Halle: Planetarium wird abgerissen

Halle, Planetarium (Bild: Ralf Lotys (Sicherlich), CC BY 3.0)
Idyllisch gelegen und futuristisch geschwungen: das ehemalige Sigmund-Jähn-Planetarium auf der Prießnitz-Insel (Bild: Ralf Lotys (Sicherlich), CC BY 3.0)

Benannt ist der geschwungene Bau auf der Prießnitz-Insel nach dem ersten Deutschen im Weltall. Das Sigmund-Jähn-Planetarium wurde 1978 eingeweiht. Für die Technik sorgten die Carl Zeiss-Werke Jena mit dem hochmodernen Projektor „Spacemaster DP2“. Für die futuristische Bauform zeichnete der Ingenieur Herbert Müller verantwortlich, der vielerorts DDR-Funktionsbauten unter Wellendächer setzte: Müller gilt als einer der Erfinder der „hyperbolischen Halbschale“.

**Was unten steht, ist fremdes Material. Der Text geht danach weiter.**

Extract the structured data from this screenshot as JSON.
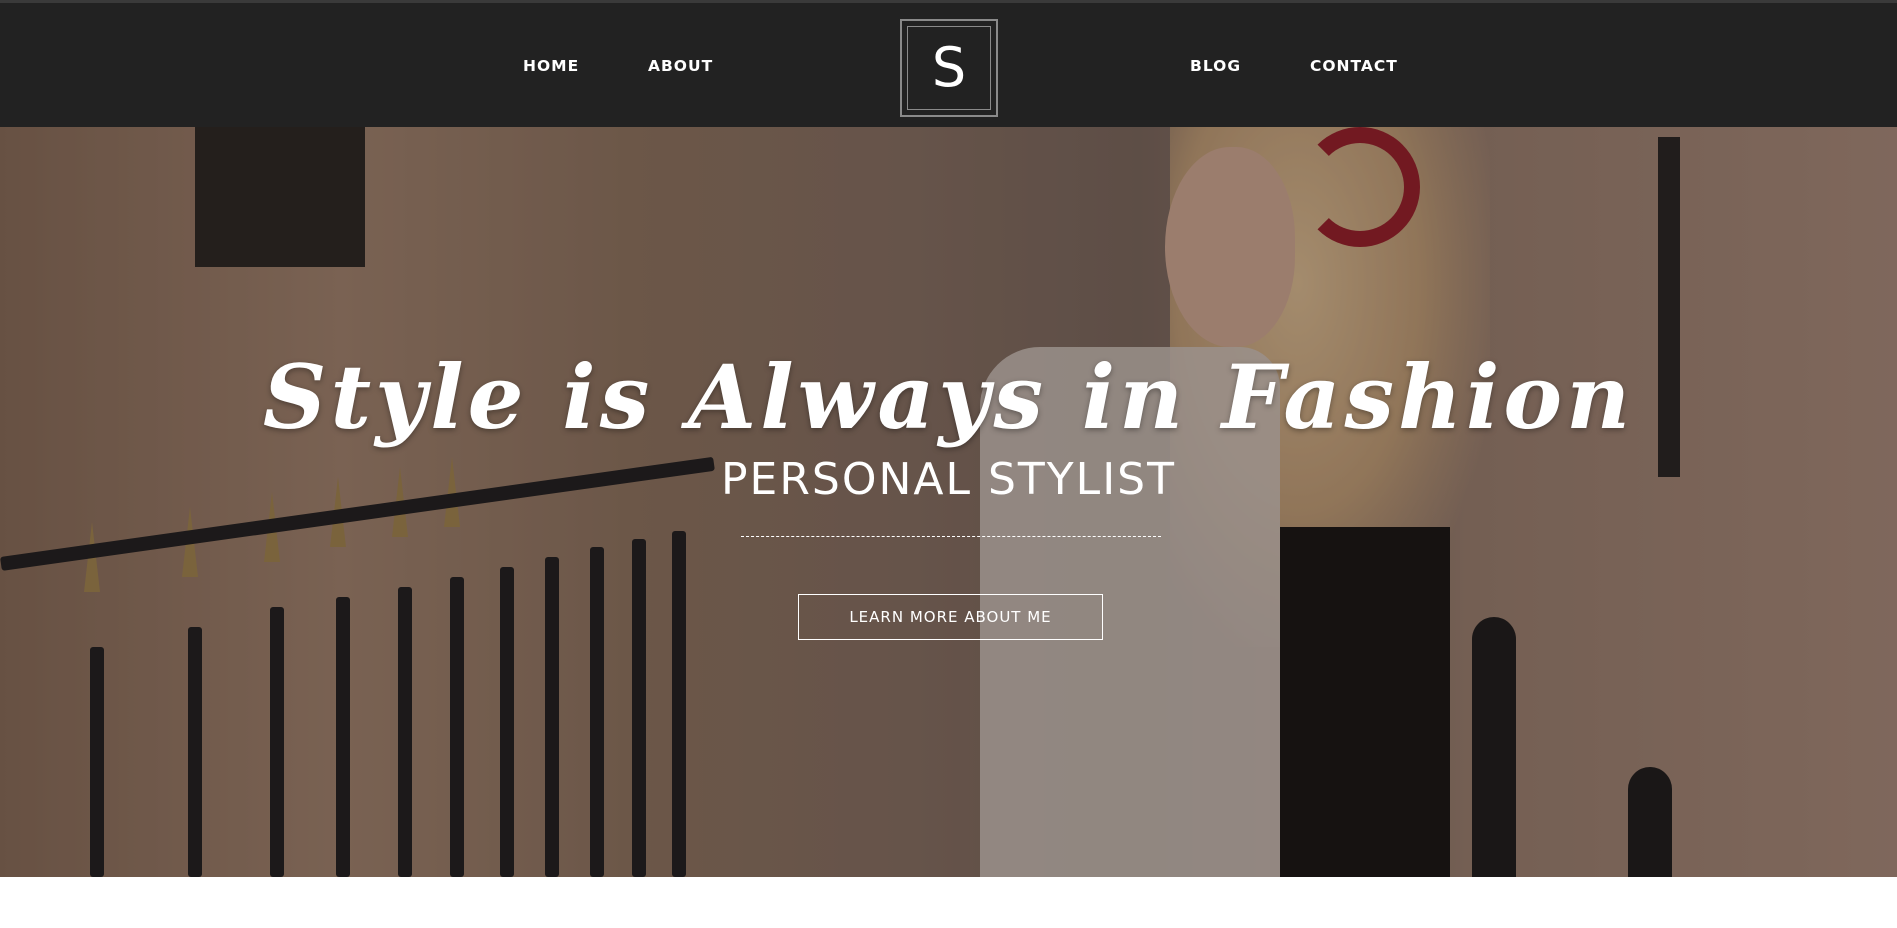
{
  "header": {
    "logo_letter": "S",
    "nav_left": [
      {
        "label": "HOME"
      },
      {
        "label": "ABOUT"
      }
    ],
    "nav_right": [
      {
        "label": "BLOG"
      },
      {
        "label": "CONTACT"
      }
    ]
  },
  "hero": {
    "title": "Style is Always in Fashion",
    "subtitle": "PERSONAL STYLIST",
    "cta_label": "LEARN MORE ABOUT ME"
  },
  "colors": {
    "header_bg": "#222222",
    "text": "#ffffff",
    "accent_headband": "#9c1c2a"
  },
  "icons": [
    "logo-monogram"
  ]
}
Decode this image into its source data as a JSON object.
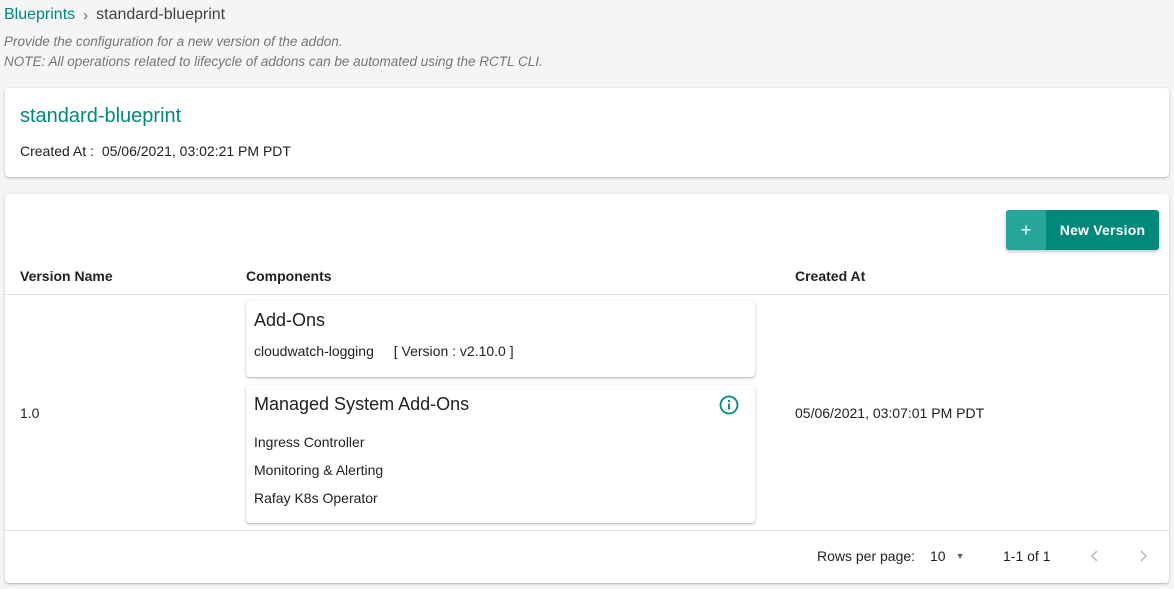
{
  "breadcrumb": {
    "parent": "Blueprints",
    "separator": "›",
    "current": "standard-blueprint"
  },
  "description": {
    "line1": "Provide the configuration for a new version of the addon.",
    "line2": "NOTE: All operations related to lifecycle of addons can be automated using the RCTL CLI."
  },
  "blueprint": {
    "name": "standard-blueprint",
    "created_label": "Created At :",
    "created_value": "05/06/2021, 03:02:21 PM PDT"
  },
  "toolbar": {
    "plus": "+",
    "new_version_label": "New Version"
  },
  "table": {
    "headers": {
      "version": "Version Name",
      "components": "Components",
      "created": "Created At"
    },
    "rows": [
      {
        "version": "1.0",
        "created": "05/06/2021, 03:07:01 PM PDT",
        "addons": {
          "title": "Add-Ons",
          "items": [
            {
              "name": "cloudwatch-logging",
              "version": "[ Version : v2.10.0 ]"
            }
          ]
        },
        "managed": {
          "title": "Managed System Add-Ons",
          "items": [
            "Ingress Controller",
            "Monitoring & Alerting",
            "Rafay K8s Operator"
          ]
        }
      }
    ]
  },
  "pagination": {
    "rows_label": "Rows per page:",
    "rows_value": "10",
    "range": "1-1 of 1"
  },
  "icons": {
    "info": "info-icon",
    "prev": "chevron-left-icon",
    "next": "chevron-right-icon",
    "dropdown": "caret-down-icon"
  },
  "colors": {
    "accent": "#00897b",
    "accent_light": "#26a69a"
  }
}
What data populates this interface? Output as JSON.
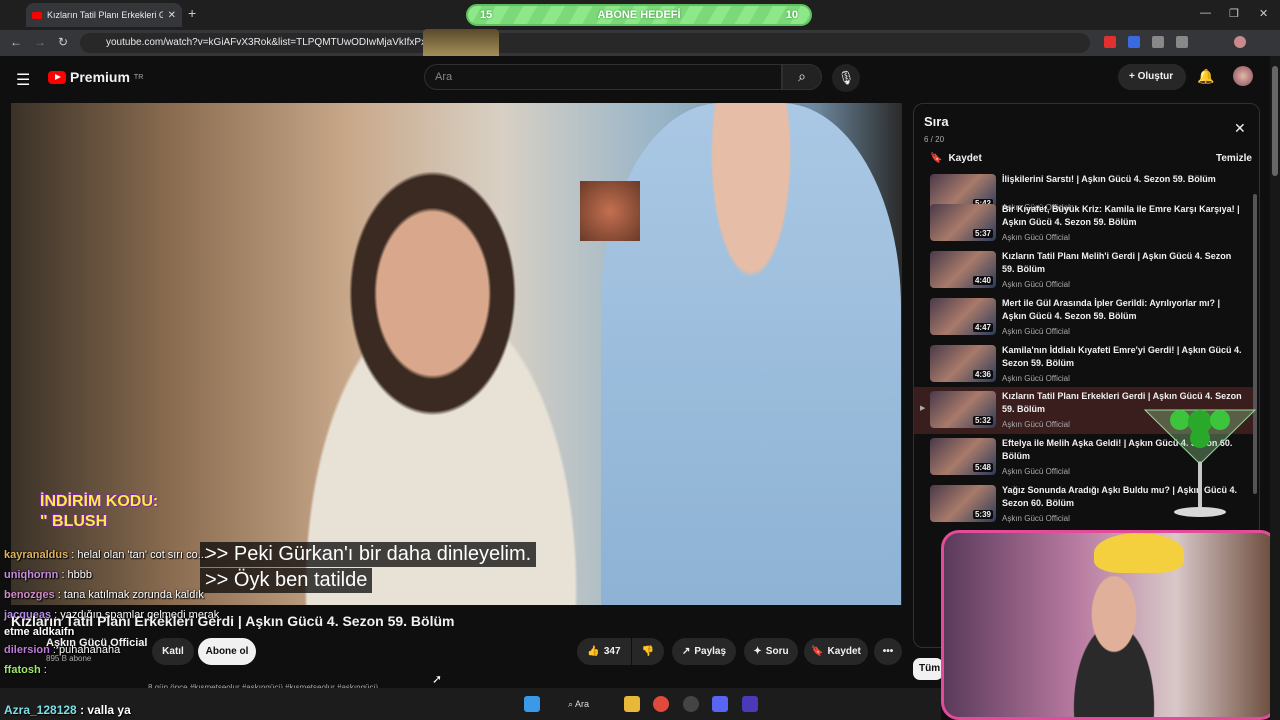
{
  "browser": {
    "tab_title": "Kızların Tatil Planı Erkekleri Gerdi",
    "url": "youtube.com/watch?v=kGiAFvX3Rok&list=TLPQMTUwODIwMjaVkIfxPxCW6A",
    "goal_left": "15",
    "goal_label": "ABONE HEDEFİ",
    "goal_right": "10"
  },
  "header": {
    "logo_text": "Premium",
    "logo_region": "TR",
    "search_placeholder": "Ara",
    "create_label": "Oluştur"
  },
  "video": {
    "promo_line1": "İNDİRİM KODU:",
    "promo_line2": "\" BLUSH",
    "caption1": ">> Peki Gürkan'ı bir daha dinleyelim.",
    "caption2": ">> Öyk ben tatilde",
    "title": "Kızların Tatil Planı Erkekleri Gerdi | Aşkın Gücü 4. Sezon 59. Bölüm",
    "channel": "Aşkın Gücü Official",
    "subs": "895 B abone",
    "join_label": "Katıl",
    "subscribe_label": "Abone ol",
    "likes": "347",
    "share_label": "Paylaş",
    "ask_label": "Soru",
    "save_label": "Kaydet",
    "desc": "#kısmetseolur #aşkıngücü #kısmetseolur #aşkıngücü",
    "ago": "8 gün önce"
  },
  "chat": [
    {
      "name": "kayranaldus",
      "msg": ": helal olan 'tan' cot sırı co...",
      "color": "#e0b25a"
    },
    {
      "name": "uniqhornn",
      "msg": ": hbbb",
      "color": "#c88ae0"
    },
    {
      "name": "benozges",
      "msg": ": tana katılmak zorunda kaldık",
      "color": "#d08ac8"
    },
    {
      "name": "jacqueas",
      "msg": ": yazdığın spamlar gelmedi merak",
      "color": "#b68ae8"
    },
    {
      "name": "etme aldkaifn",
      "msg": "",
      "color": "#ffffff"
    },
    {
      "name": "dilersion",
      "msg": ": puhahahaha",
      "color": "#c27ae0"
    },
    {
      "name": "ffatosh",
      "msg": ":",
      "color": "#9ee86a"
    }
  ],
  "last_chat": {
    "name": "Azra_128128",
    "msg": ": valla ya"
  },
  "playlist": {
    "title": "Sıra",
    "count": "6 / 20",
    "save_label": "Kaydet",
    "clear_label": "Temizle",
    "items": [
      {
        "title": "İlişkilerini Sarstı! | Aşkın Gücü 4. Sezon 59. Bölüm",
        "channel": "Aşkın Gücü Official",
        "duration": "5:42"
      },
      {
        "title": "Bir Kıyafet, Büyük Kriz: Kamila ile Emre Karşı Karşıya! | Aşkın Gücü 4. Sezon 59. Bölüm",
        "channel": "Aşkın Gücü Official",
        "duration": "5:37"
      },
      {
        "title": "Kızların Tatil Planı Melih'i Gerdi | Aşkın Gücü 4. Sezon 59. Bölüm",
        "channel": "Aşkın Gücü Official",
        "duration": "4:40"
      },
      {
        "title": "Mert ile Gül Arasında İpler Gerildi: Ayrılıyorlar mı? | Aşkın Gücü 4. Sezon 59. Bölüm",
        "channel": "Aşkın Gücü Official",
        "duration": "4:47"
      },
      {
        "title": "Kamila'nın İddialı Kıyafeti Emre'yi Gerdi! | Aşkın Gücü 4. Sezon 59. Bölüm",
        "channel": "Aşkın Gücü Official",
        "duration": "4:36"
      },
      {
        "title": "Kızların Tatil Planı Erkekleri Gerdi | Aşkın Gücü 4. Sezon 59. Bölüm",
        "channel": "Aşkın Gücü Official",
        "duration": "5:32",
        "active": true
      },
      {
        "title": "Eftelya ile Melih Aşka Geldi! | Aşkın Gücü 4. Sezon 60. Bölüm",
        "channel": "Aşkın Gücü Official",
        "duration": "5:48"
      },
      {
        "title": "Yağız Sonunda Aradığı Aşkı Buldu mu? | Aşkın Gücü 4. Sezon 60. Bölüm",
        "channel": "Aşkın Gücü Official",
        "duration": "5:39"
      }
    ],
    "filter_label": "Tüm"
  },
  "taskbar": {
    "search_label": "Ara"
  }
}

Die malerische Insellage machte dem Planetarium zu schaffen. Mehrere Hochwassereinbrüche, zuletzt 2013, schädigten zuerst den Bau und schließlich auch den Projektor. Vor diesem Hintergrund hat sich die Stadt Halle entschlossen, das Planetarium auf der Prießnitz-Insel aufzugeben und an einem anderen Standort einen Neubau zu errichten. Seit 2013 steht der Bau leer und Ende April 2015 sind nun auch die Gelder für den Abriss in Höhe von 140.000 Euro eingestellt. Und rund 8 Millionen Euro soll das neue Planetarium im Gasometer am Holzplatz kosten – für diesen Betrag liegt allerdings noch keine Bewilligung vor. Im Herbst 2015 soll es in jedem Fall losgehen – mit dem Abriss. (kb, 30.4.15)

Zwei Wochen nach dem Abriss-Beschluss formiert sich vor Ort nun der Widerstand: Es gebe mögliche Nachnutzer – vom architektonischen Wert ganz zu schweigen … (kb, 13.5.15)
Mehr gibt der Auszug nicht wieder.